The Directive 2001/83 having as main objective the protection of public health has set the conditions for the production, distribution or use of medicinal products. The main definitions for the packaging of medicines have been defined as follows:

- Immediate packaging: The container or other form of packaging immediately in contact with the medicinal product.

- Outer packaging: The packaging into which is placed the immediate packaging.

In the same directive are given the marking instructions of the immediate and outer packaging with the required information (in Braille language as well) but also with the mandatory references to the expiration date:

It is worth mentioning that the mock-ups of the outer and the immediate packaging of a medicinal product are submitted to the folder of the product in order to apply for the marketing authorization.

Directive 2011/62 amended the directive 2001/83 aiming to the prevention of entrance of falsified medicinal products for human use in the legal supply chain. The key points concerning the safety features applied on the packaging are the following:

- The safety features should allow verification of the authenticity and identification of individual packs, and provide evidence of tampering.

- The safety features should allow the verification of each supplied pack of the medicinal products, regardless of how they are supplied, including through sale at a distance.

- In order for the safety features to be effective, a manufacturing authorization holder who is not himself the original manufacturer of the medicinal product should only be permitted to remove, replace or cover those safety features under strict conditions. In particular, the safety features should be replaced in the case of repackaging by equivalent safety features.

- Falsified medicinal product :is defined as any medicinal product with a false representation of: its identity, including its packaging and labeling, its name or its composition as regards any of the ingredients including excipients and the strength of those ingredients;

In the regulation 161/2016 are specified the necessary rules concerning the safety features appearing on the packaging of medicinal products for human use.

- It should be possible to identify and verify the authenticity of an individual pack of a medicinal product for the entire time the medicinal product stays on the market and the additional time necessary for returning and disposing of the pack after it has expired. For this reason, the character sequence resulting from the combination of the product code and the serial number sequence should be unique to a given pack of a medicinal product until at least one year after the expiry date of that pack or five years after the product has been released for sale or distribution in accordance with Article 51(3) of Directive 2001/83/EC, whichever is the longer period.

- The data elements of the unique identifier should be printed on the packaging in human-readable format so to allow the verification of the authenticity of the unique identifier and its decommissioning in case the two- dimensional barcode is unreadable.

- The presence of multiple two-dimensional barcodes on the packaging can engender confusion with regard to which barcode should be read for the purpose of verifying the authenticity of and identifying a medicinal product.

- The verification of the authenticity of the unique identifier aims at ensuring that the medicinal product originates from the legitimate manufacturer.
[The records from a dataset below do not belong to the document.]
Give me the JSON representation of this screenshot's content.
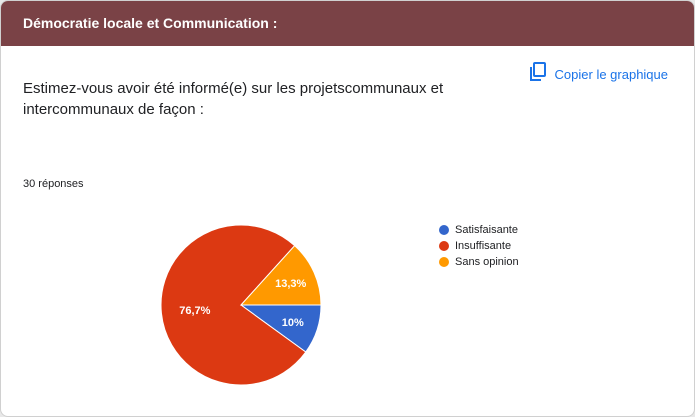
{
  "header": {
    "title": "Démocratie locale et Communication :"
  },
  "copy_button": {
    "label": "Copier le graphique",
    "icon": "copy-icon"
  },
  "question": {
    "text": "Estimez-vous avoir été informé(e) sur les projetscommunaux et intercommunaux de façon :"
  },
  "responses_count": "30 réponses",
  "colors": {
    "header": "#7a4246",
    "accent": "#1a73e8"
  },
  "chart_data": {
    "type": "pie",
    "categories": [
      "Satisfaisante",
      "Insuffisante",
      "Sans opinion"
    ],
    "values": [
      10,
      76.7,
      13.3
    ],
    "labels": [
      "10%",
      "76,7%",
      "13,3%"
    ],
    "colors": [
      "#3366cc",
      "#dc3912",
      "#ff9900"
    ],
    "legend": "right"
  }
}
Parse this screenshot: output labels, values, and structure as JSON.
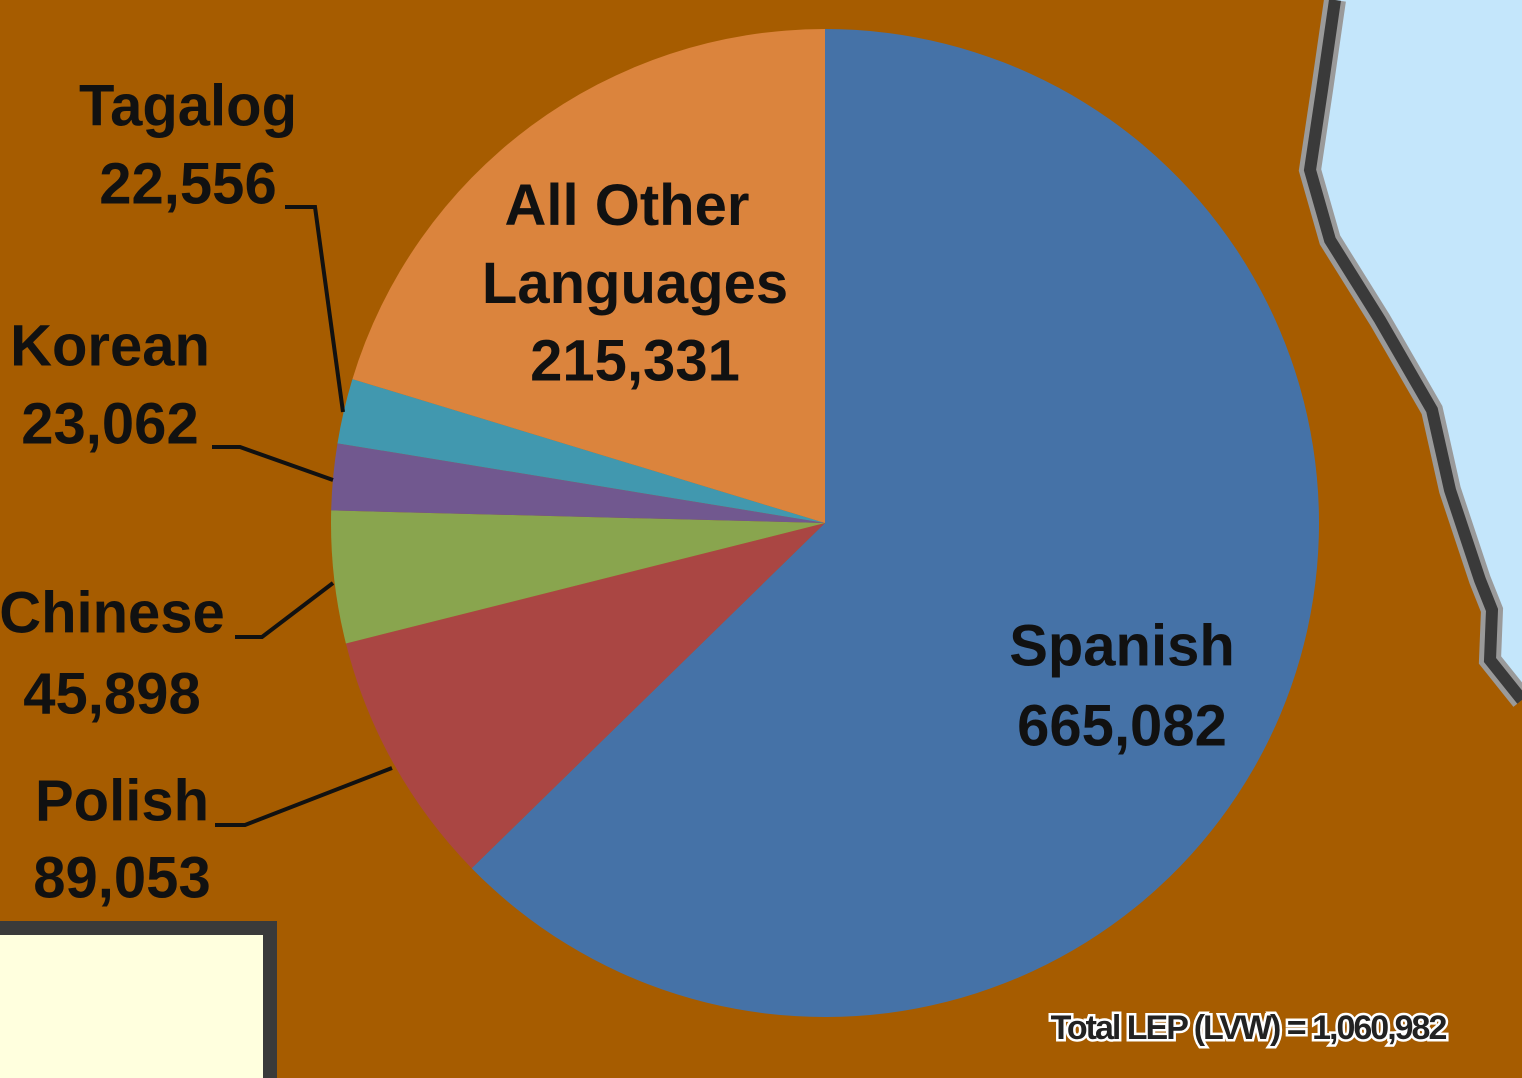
{
  "chart_data": {
    "type": "pie",
    "categories": [
      "Spanish",
      "Polish",
      "Chinese",
      "Korean",
      "Tagalog",
      "All Other Languages"
    ],
    "values": [
      665082,
      89053,
      45898,
      23062,
      22556,
      215331
    ],
    "value_labels": [
      "665,082",
      "89,053",
      "45,898",
      "23,062",
      "22,556",
      "215,331"
    ],
    "colors": [
      "#4572a7",
      "#aa4643",
      "#89a54e",
      "#71588f",
      "#4198af",
      "#db843d"
    ],
    "annotation": "Total LEP (LVW) = 1,060,982"
  }
}
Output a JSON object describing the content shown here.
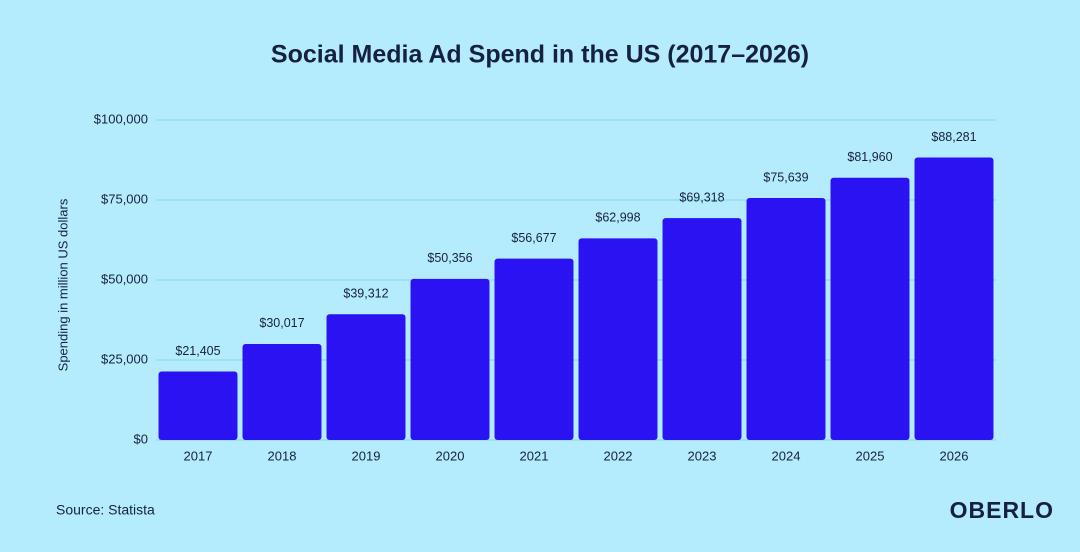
{
  "chart_data": {
    "type": "bar",
    "title": "Social Media Ad Spend in the US (2017–2026)",
    "y_label": "Spending in million US dollars",
    "categories": [
      "2017",
      "2018",
      "2019",
      "2020",
      "2021",
      "2022",
      "2023",
      "2024",
      "2025",
      "2026"
    ],
    "values": [
      21405,
      30017,
      39312,
      50356,
      56677,
      62998,
      69318,
      75639,
      81960,
      88281
    ],
    "value_labels": [
      "$21,405",
      "$30,017",
      "$39,312",
      "$50,356",
      "$56,677",
      "$62,998",
      "$69,318",
      "$75,639",
      "$81,960",
      "$88,281"
    ],
    "color": "#2b12f2",
    "ylim": [
      0,
      100000
    ],
    "yticks": [
      {
        "value": 0,
        "label": "$0"
      },
      {
        "value": 25000,
        "label": "$25,000"
      },
      {
        "value": 50000,
        "label": "$50,000"
      },
      {
        "value": 75000,
        "label": "$75,000"
      },
      {
        "value": 100000,
        "label": "$100,000"
      }
    ],
    "grid": true,
    "source": "Source: Statista",
    "brand": "OBERLO"
  }
}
The verification of the integrity of the anti- tampering device shows whether the packaging has been opened or altered since it left the manufacturer, thereby ensuring that the content of the packaging is authentic.

- The manufacturer shall place on the packaging of a medicinal product a unique identifier Manufacturers shall print the barcode on the packaging on a smooth, uniform, low-reflecting surface.

In this regulation are also provided new significant definitions:

- 'unique identifier' means the safety feature enabling the verification of the authenticity and the identification of an individual pack of a medicinal product;

- 'anti-tampering device' means the safety feature allowing the verification of whether the packaging of a medicinal product has been tampered with;

In order to fulfill the obligations emanating from the implementation of safety mechanisms (tampering) to protect against falsified medicinal products it is necessary to study the relevant European Standard of Control: BS ΕΝ 16679: (Packaging. Tamper verification features for medicinal product packaging). The latest edition of this European standard was published in December 2014.

The described mechanisms are divided into the following categories:

- Flaps of folding boxes closed with glue or closed with labels or tapes
- Specially constructed folding boxes
- Sealing labels and tapes
- Film wrappers
- Sleeves
- Breakable or tear-away closure
- Display blister pack
- Flexible packaging
- Blow-fill-and-seal-container (BFS)

The new approach of the European legislation enables packaging manufacturers to develop new structures and materials of higher added value ensuring that way consumers' protection against counterfeited medicinal products.